Yukarı Çık




11   Önceki Bölüm  Sonraki Bölüm   13 


           
Yaşlı kadın, aynayı Youko’nun dalgın parmaklarının arasından aldı ve sakince inceledi.

“Aynada bir sorun görünmüyor.” Aynayı Youko’ya geri uzattı.

Youko şimdi düşününce, sesinin de farklı geldiğini fark etti. Tamamen başka birine dönüşmüştü. Bir canavar ya da hilkat garibesi değil, ama...

“Eh, demek ki eskisi gibi görünmüyorsun.”

Yaşlı kadının sesindeki gülümseme Youko’nun başını kaldırmasına neden oldu. “Ama neden?” diye sordu.

Tekrar aynadaki kendine baktı. Kendi yerindeki o yabancıyı görmek tuhaf bir histi.

“Neden olacak... Benim bileceğim iş değil.”

Bunun üzerine Youko’nun elini tuttu ve ıslak bir bezle sayısız küçük yarayı sildi.

Youko aynadaki o kıza daha dikkatli baktığında, kendine dair tanıdık gelen izleri seçmeye başlayabiliyordu. Ama çok siliktiler.

Youko, bir daha eline almamaya kararlı bir şekilde aynayı bıraktı. Bakmadığı sürece, nasıl göründüğünün bir önemi olmayacaktı. Elbette, ayna olsun ya da olmasın, saçlarını görmezden gelemezdi ama saçlarını boyattığını farz ederse buna katlanabilirdi. Bu, görünüşünün diğer her yönüyle barıştığı anlamına gelmiyordu, fakat şu anda kendine tüm çıplaklığıyla bakacak cesareti yoktu.

Yaşlı kadın, “Bu konuda pek bir şey bildiğimi söyleyemem ama olur böyle şeyler, en azından öyle duydum. Er ya da geç alışır, kabullenirsin,” dedi.

Masadaki kovayı aldı. Yerine büyük bir kâse koydu. İçinde, çorbaya batırılmış pirinç keki benzeri bir şey vardı.

“Hadi, buyur. Daha çok var.”

Youko başını iki yana salladı. Zerre kadar iştahı yoktu.

“Yemeyecek misin?”

“Canım istemiyor.”

“Bir tadına bak bakalım. İnsan gerçekten aç olup olmadığını bazen ancak öyle anlar.”

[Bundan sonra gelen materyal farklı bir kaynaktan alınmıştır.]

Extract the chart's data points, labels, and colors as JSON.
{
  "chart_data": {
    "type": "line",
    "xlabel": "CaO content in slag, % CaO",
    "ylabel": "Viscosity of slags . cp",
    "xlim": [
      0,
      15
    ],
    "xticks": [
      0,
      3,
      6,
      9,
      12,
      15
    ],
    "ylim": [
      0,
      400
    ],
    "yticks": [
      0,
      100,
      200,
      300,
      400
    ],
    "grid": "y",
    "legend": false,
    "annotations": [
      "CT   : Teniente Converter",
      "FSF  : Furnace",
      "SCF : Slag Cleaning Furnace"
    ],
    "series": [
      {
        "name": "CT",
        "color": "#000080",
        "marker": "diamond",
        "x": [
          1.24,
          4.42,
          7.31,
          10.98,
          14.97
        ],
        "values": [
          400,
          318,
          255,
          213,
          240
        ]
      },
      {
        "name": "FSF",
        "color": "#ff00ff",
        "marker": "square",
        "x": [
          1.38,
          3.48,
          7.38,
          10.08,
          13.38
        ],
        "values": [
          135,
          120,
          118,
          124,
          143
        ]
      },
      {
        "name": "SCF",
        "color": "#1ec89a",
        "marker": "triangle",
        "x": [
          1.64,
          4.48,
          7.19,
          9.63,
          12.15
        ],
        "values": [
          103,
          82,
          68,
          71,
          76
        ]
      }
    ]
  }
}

Youko sessizce başını iki yana salladı. Yaşlı kadın iç geçirdi. Uzun bir su testisini andıran topraktan bir çaydanlıktan bir fincan çay doldurdu.

“Sen öte yakadan mı geldin?” diye sordu. Bir iskemle çekip oturdu.

Youko gözlerini kaldırdı. “Öte yaka?”

“Denizin ötesinden. Kyokai’nin karşı tarafından mı geldin?”

“Kyokai de ne?”

“Uçurumların dibindeki deniz. Boşluk Denizi, gece gibi kapkara olan deniz.”



Demek adı Kyokai’ydi. Youko bu kelimeyi aklının bir köşesine yazdı.

Yaşlı kadın masaya bir mürekkeptaşı kutusu koydu ve bir sayfa kâğıt serdi. Kutudan bir yazı fırçası çıkardı ve Youko’ya uzattı.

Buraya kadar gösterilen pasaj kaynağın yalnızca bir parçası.